Dans les grandes crises et les douleurs insupportables, le prophète se tient à nos côtés et demande à Dieu de se montrer au moins aussi bon qu'une mère. Tout en nous enseignant les paroles de Dieu, il regarde le meilleur des hommes et le signale, l'enseigne à Dieu. Si la Bible nous a finalement donné l'image de Dieu ému par le retour du fils, qui se penche sur la victime sur le chemin de Jéricho, c'est parce que les prophètes avaient osé demander à Dieu de descendre du ciel et de devenir au moins aussi bon que les mères. Pour défendre Dieu les faux prophètes condamnent les hommes. Les vrais prophètes savent au contraire que le seul moyen de vraiment sauver et protéger Dieu est de vraiment protéger et sauver les hommes - surtout les enfants. Les prophètes sont les amis de Dieu, ils ont une intimité unique avec l'absolu. C'est là que réside leur mystère. Cet épisode nous dit que la première tâche des prophètes est d'utiliser leur intimité avec Dieu pour sauver nos enfants.

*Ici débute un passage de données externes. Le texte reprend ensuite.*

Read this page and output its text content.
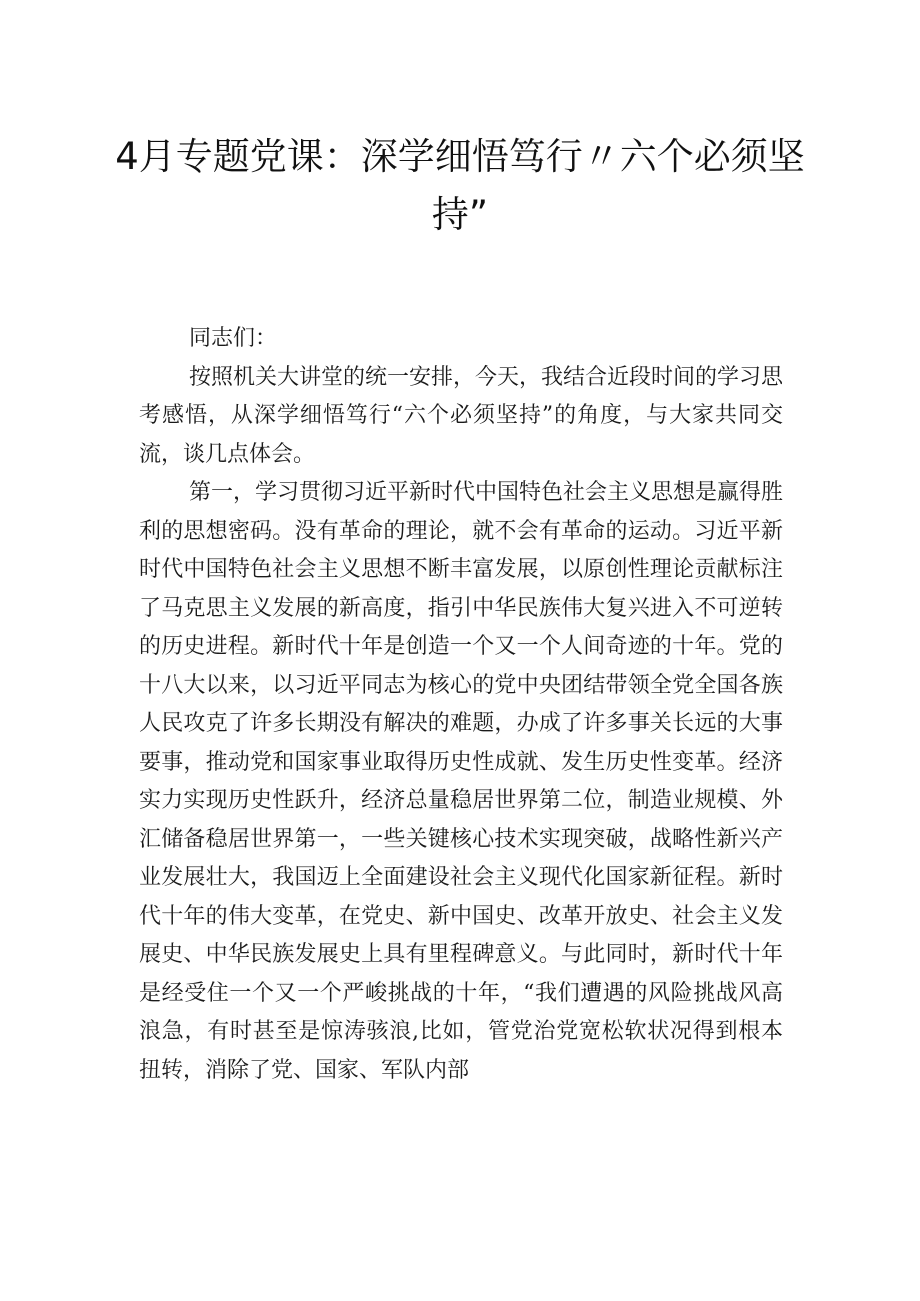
4月专题党课：深学细悟笃行〃六个必须坚持”

同志们：

按照机关大讲堂的统一安排，今天，我结合近段时间的学习思考感悟，从深学细悟笃行“六个必须坚持”的角度，与大家共同交流，谈几点体会。

第一，学习贯彻习近平新时代中国特色社会主义思想是赢得胜利的思想密码。没有革命的理论，就不会有革命的运动。习近平新时代中国特色社会主义思想不断丰富发展，以原创性理论贡献标注了马克思主义发展的新高度，指引中华民族伟大复兴进入不可逆转的历史进程。新时代十年是创造一个又一个人间奇迹的十年。党的十八大以来，以习近平同志为核心的党中央团结带领全党全国各族人民攻克了许多长期没有解决的难题，办成了许多事关长远的大事要事，推动党和国家事业取得历史性成就、发生历史性变革。经济实力实现历史性跃升，经济总量稳居世界第二位，制造业规模、外汇储备稳居世界第一，一些关键核心技术实现突破，战略性新兴产业发展壮大，我国迈上全面建设社会主义现代化国家新征程。新时代十年的伟大变革，在党史、新中国史、改革开放史、社会主义发展史、中华民族发展史上具有里程碑意义。与此同时，新时代十年是经受住一个又一个严峻挑战的十年，“我们遭遇的风险挑战风高浪急，有时甚至是惊涛骇浪,比如，管党治党宽松软状况得到根本扭转，消除了党、国家、军队内部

« Élie par trois fois, s’étendit sur l’enfant en invoquant le Seigneur : "Seigneur, mon Dieu, je t’en supplie, rends la vie à cet enfant ! " ». (17, 21). L'utilisation qu'Élie fait de son corps pour tenter de "ressusciter" l’enfant est très suggestive. Il s'étend trois fois sur lui de tout son corps, comme pour lui rendre sa vie par contact, par osmose. Les prophètes guérissent et ressuscitent de tout leur corps. Leurs paroles sont différentes et efficaces parce qu’avant tout, ce sont des paroles incarnées, ce sont des paroles de chair. Trop de "morts" ne ressuscitent pas parce que nous ne sommes pas capables d'utiliser tout notre corps et croyons que les mots suffisent (la grande illusion de ceux qui écrivent et peut-être commentent les prophètes est de penser que les hommes ne peuvent être sauvés que par les mots). Le début de l'histoire d'Élie nous appprend que les miracles ne peuvent se produire qu'après s’être étendu trois fois de tout notre corps sur le corps de ceux qui étaient, ou semblaient morts. Trop de morts restent morts ou meurent réellement parce que nous avons peur de nous allonger sur eux, c'est-à-dire de les toucher, de les embrasser ; la culture de l’époque conduisait à penser que les morts ne pouvaient être touchés, qu’ils étaient impurs : tel n’était pas l’avis des prophètes. Saint François nous a laissé des paroles splendides, mais celle qui ressuscita Assise et le monde fut son baiser au corps déchiré du lépreux.

L’expression de la prière va de pair avec celle du corps. Dans certaines Via Crucis, nous pouvons aussi voir les "anges monter et descendre sur le fils de l'homme", mais tant que nous ne voyons pas un corps d'homme, nous ne pouvons reconnaître Dieu : « La femme lui répondit : "Maintenant je sais que tu es un homme de Dieu, et que, dans ta bouche, la parole du Seigneur est véridique." » (17, 24). Pour pouvoir nous sauver, Dieu ne s'est pas fait ange, il s'est fait homme : chair et corps. C'est là que réside la grande valeur du corps dans l'humanisme biblique. Quand la prière se fait chair, nous pouvons surpasser les anges. Élie est le prophète de la prière puissante parce qu'il prie de tout son corps. C'est émouvant de le revoir alors qu'il prie allongé sur le corps de ce garçon. Parce qu'en lui et avec lui, nous voyons d'autres prophètes qui continuent aujourd'hui à faire revivre des enfants, des femmes et des hommes - dans les guerres, dans les camps de réfugiés, dans les mers - en utilisant leur corps comme première prière : partager la même misère, les mêmes maladies, les mêmes résurrections, la même mort. Des enfants continuent de mourir. Leurs mères et leurs pères continuent à désespérer, parfois en maudissant Dieu et ses prophètes. Le geste d'Élie continue de nous rappeler que si un jour nous voulons sauver un enfant de la mort physique ou spirituelle, nous ne pouvons le faire qu'en nous couchant sur lui de tout notre corps. Trois fois, pas une de moins.